Background: $x,y,a$ are real numbers. $a>0$. $f(x), g(x,y), h(x,y)$ are continuous real functions. $g,h$ are defined on $[0,1]^2$.
$$h(x,y)=\frac{g(x,y)}{f(x)-f(y)}>0, \text{when} \ x\neq y.$$
Here we will say $h$ is monotonic if $h$ is increasing with $x$ and decreasing with $y$: $h(x+a,y)>h(x,y)$ and $h(x,y+a)<h(x,y)$.
Problem: Suppose $f$ is strictly increasing and $h$ is monotonic.
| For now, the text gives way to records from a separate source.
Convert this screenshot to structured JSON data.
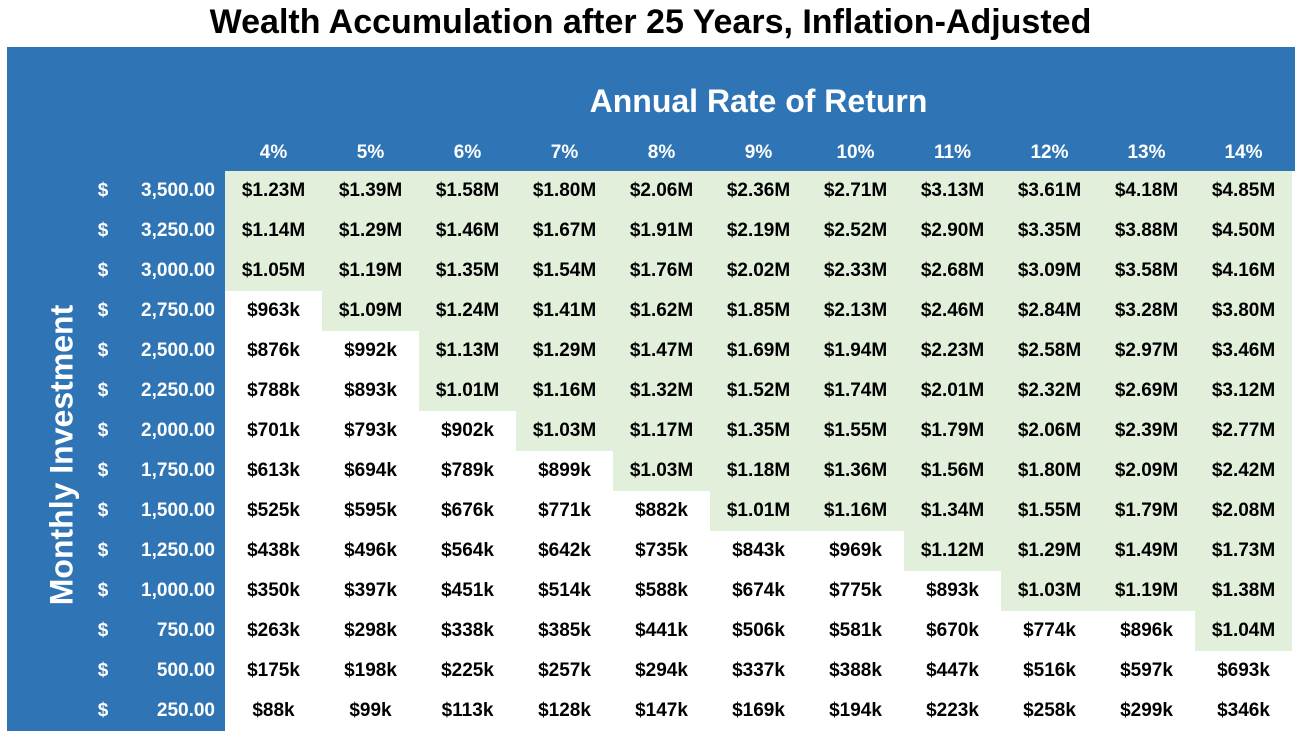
{
  "title": "Wealth Accumulation after 25 Years, Inflation-Adjusted",
  "column_header": "Annual Rate of Return",
  "row_header": "Monthly Investment",
  "table": {
    "columns": [
      "4%",
      "5%",
      "6%",
      "7%",
      "8%",
      "9%",
      "10%",
      "11%",
      "12%",
      "13%",
      "14%"
    ],
    "rows": [
      {
        "currency": "$",
        "amount": "3,500.00",
        "cells": [
          "$1.23M",
          "$1.39M",
          "$1.58M",
          "$1.80M",
          "$2.06M",
          "$2.36M",
          "$2.71M",
          "$3.13M",
          "$3.61M",
          "$4.18M",
          "$4.85M"
        ]
      },
      {
        "currency": "$",
        "amount": "3,250.00",
        "cells": [
          "$1.14M",
          "$1.29M",
          "$1.46M",
          "$1.67M",
          "$1.91M",
          "$2.19M",
          "$2.52M",
          "$2.90M",
          "$3.35M",
          "$3.88M",
          "$4.50M"
        ]
      },
      {
        "currency": "$",
        "amount": "3,000.00",
        "cells": [
          "$1.05M",
          "$1.19M",
          "$1.35M",
          "$1.54M",
          "$1.76M",
          "$2.02M",
          "$2.33M",
          "$2.68M",
          "$3.09M",
          "$3.58M",
          "$4.16M"
        ]
      },
      {
        "currency": "$",
        "amount": "2,750.00",
        "cells": [
          "$963k",
          "$1.09M",
          "$1.24M",
          "$1.41M",
          "$1.62M",
          "$1.85M",
          "$2.13M",
          "$2.46M",
          "$2.84M",
          "$3.28M",
          "$3.80M"
        ]
      },
      {
        "currency": "$",
        "amount": "2,500.00",
        "cells": [
          "$876k",
          "$992k",
          "$1.13M",
          "$1.29M",
          "$1.47M",
          "$1.69M",
          "$1.94M",
          "$2.23M",
          "$2.58M",
          "$2.97M",
          "$3.46M"
        ]
      },
      {
        "currency": "$",
        "amount": "2,250.00",
        "cells": [
          "$788k",
          "$893k",
          "$1.01M",
          "$1.16M",
          "$1.32M",
          "$1.52M",
          "$1.74M",
          "$2.01M",
          "$2.32M",
          "$2.69M",
          "$3.12M"
        ]
      },
      {
        "currency": "$",
        "amount": "2,000.00",
        "cells": [
          "$701k",
          "$793k",
          "$902k",
          "$1.03M",
          "$1.17M",
          "$1.35M",
          "$1.55M",
          "$1.79M",
          "$2.06M",
          "$2.39M",
          "$2.77M"
        ]
      },
      {
        "currency": "$",
        "amount": "1,750.00",
        "cells": [
          "$613k",
          "$694k",
          "$789k",
          "$899k",
          "$1.03M",
          "$1.18M",
          "$1.36M",
          "$1.56M",
          "$1.80M",
          "$2.09M",
          "$2.42M"
        ]
      },
      {
        "currency": "$",
        "amount": "1,500.00",
        "cells": [
          "$525k",
          "$595k",
          "$676k",
          "$771k",
          "$882k",
          "$1.01M",
          "$1.16M",
          "$1.34M",
          "$1.55M",
          "$1.79M",
          "$2.08M"
        ]
      },
      {
        "currency": "$",
        "amount": "1,250.00",
        "cells": [
          "$438k",
          "$496k",
          "$564k",
          "$642k",
          "$735k",
          "$843k",
          "$969k",
          "$1.12M",
          "$1.29M",
          "$1.49M",
          "$1.73M"
        ]
      },
      {
        "currency": "$",
        "amount": "1,000.00",
        "cells": [
          "$350k",
          "$397k",
          "$451k",
          "$514k",
          "$588k",
          "$674k",
          "$775k",
          "$893k",
          "$1.03M",
          "$1.19M",
          "$1.38M"
        ]
      },
      {
        "currency": "$",
        "amount": "750.00",
        "cells": [
          "$263k",
          "$298k",
          "$338k",
          "$385k",
          "$441k",
          "$506k",
          "$581k",
          "$670k",
          "$774k",
          "$896k",
          "$1.04M"
        ]
      },
      {
        "currency": "$",
        "amount": "500.00",
        "cells": [
          "$175k",
          "$198k",
          "$225k",
          "$257k",
          "$294k",
          "$337k",
          "$388k",
          "$447k",
          "$516k",
          "$597k",
          "$693k"
        ]
      },
      {
        "currency": "$",
        "amount": "250.00",
        "cells": [
          "$88k",
          "$99k",
          "$113k",
          "$128k",
          "$147k",
          "$169k",
          "$194k",
          "$223k",
          "$258k",
          "$299k",
          "$346k"
        ]
      }
    ]
  }
}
Then, what are some properties for $g$, where $g(x,y)=h(x,y)f(x)-h(x,y)g(x)$?
(In other words, what are some necessary or sufficient conditions on $g$ to ensure the existence of $f$?)
Motivation: The problem seems really simple because you can choose your $f$ to make $h$ monotonic. Intuitively, in order to let $h$ increases with $x$, simply let $g$ to increase with $x$, and choose a $f$ that only "slowly" increases with $x$:
$$\frac{g_x(x,y)}{f'(x)}>1.$$
It seems like, after the division, $h$ is still increasing with $x$.
An example for the argument above is $g(x,y)=x-y$. However, below it will be shown that this example does not work.
Example: Suppose that $g(x)=x-y$. Without loss of generality we assume $f(0)=0$.
Due to monotonicity of $h(x,y)$:
$$\frac{g(x+a,y)}{f(x+a)-f(y)}>\frac{g(x,y)}{f(x)-f(y)}$$
$$\frac{g(x,y+a)}{f(x)-f(y+a)}<\frac{g(x,y)}{f(x)-f(y)}.$$
Then, by rearranging:
$$(x+a)f(x)>xf(x+a)$$
$$(-y-a)(-f(y))<(-y))(-f(y+a))$$
Contradiction! That is, $g(x,y)$ cannot be $x-y$.
Here are some conjectures that might help solving this problem:
Conjecture (1): One necessary property for $g(x,y)$ is $g(x,z)>g(x,y)+g(y,z)$ whenever $x>y>z$.
Conjecture (2): $g(x,y)\neq v(x)-v(y)$.